Even though VNCB received support from the central bank via Vietcombank, it wasn’t enough to get it out of the red.
SBV steps in
On January 1, 2015, at an extra-ordinary general meeting of VNCB, the results of an independent audit were tabled, showing that VNCB had negative equity. Shareholders not only no longer had assets in the bank but had become liable for all debts incurred.
There were three more extra-ordinary shareholder meetings seeking approval of plans to contribute additional charter capital of VND7.5 trillion ($348.22 million), as prescribed by law. Unsurprisingly, the shareholders baulked at the idea.
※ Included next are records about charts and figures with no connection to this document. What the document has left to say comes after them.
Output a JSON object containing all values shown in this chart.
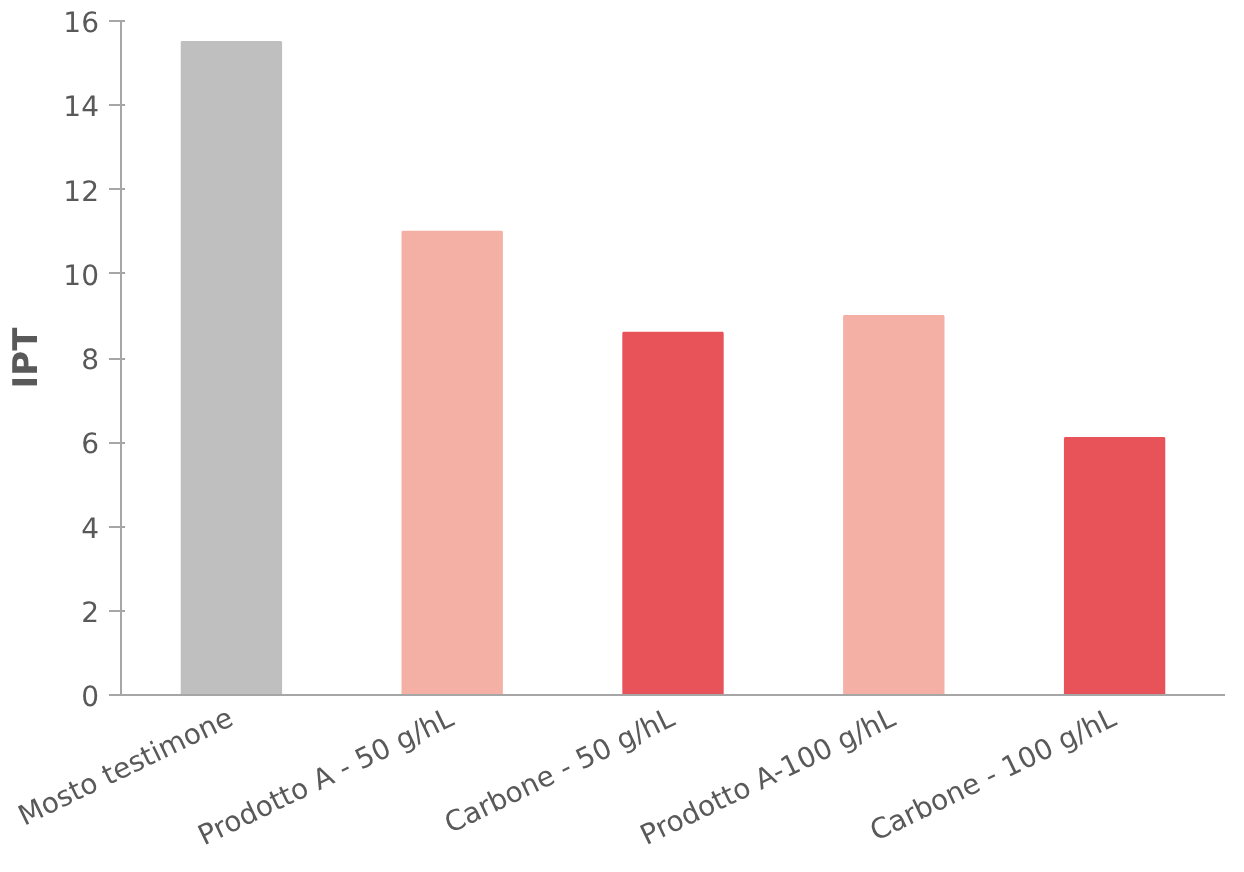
{
  "chart_data": {
    "type": "bar",
    "ylabel": "IPT",
    "categories": [
      "Mosto testimone",
      "Prodotto A - 50 g/hL",
      "Carbone - 50 g/hL",
      "Prodotto A-100 g/hL",
      "Carbone - 100 g/hL"
    ],
    "values": [
      15.5,
      11.0,
      8.6,
      9.0,
      6.1
    ],
    "colors": [
      "#bfbfbf",
      "#f4b0a5",
      "#e8535a",
      "#f4b0a5",
      "#e8535a"
    ],
    "ylim": [
      0,
      16
    ],
    "yticks": [
      0,
      2,
      4,
      6,
      8,
      10,
      12,
      14,
      16
    ],
    "grid": false
  }
}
Only two solutions had become available to VNCB: bankruptcy or being taken over by the SBV. Under law, in case of bankruptcy its depositors would be covered by deposit insurance, but this was limited to a maximum of VND50 million ($2,320). And VNCB going bankrupt would hardly bolster confidence in the country’s banking sector. The central bank was forced to step in.
Taking over VNCB at VND0 per share aims to show its responsibility towards the bank’s depositors. “It seeks to provide stability and curtail any loss of belief in the banking sector,” SBV Deputy Governor Nguyen Phuoc Thanh told local media. “We may act in a similar nature in the future if the circumstances require.”
Mr. Can Van Luc, Senior Advisor to the Chairman of BIDV, said the decision by the central bank will avoid a “run” on financial institutions and the subsequent chaos that would ensue. The central bank also wants to fully secure customer rights, because when a bank declares bankruptcy depositors are only minimally covered, and this would have a negative affect on confidence in the banking sector as a whole.
Future for VNCB
Deputy Governor Thanh was quick to point out that the move does not represent “nationalization”. After the acquisition, the SBV will raise capital and provide VND40 trillion ($1.9 billion) in support for the emerging new bank to operate as normal.
At the time of the acquisition VNCB had 551 shareholders, of which six were institutional shareholders and 545 were individual shareholders. Though depositors were protected, these shareholders all lost out. After restructuring the bank, Deputy Governor Thanh said, the SBV will seek new investors, both domestic and foreign.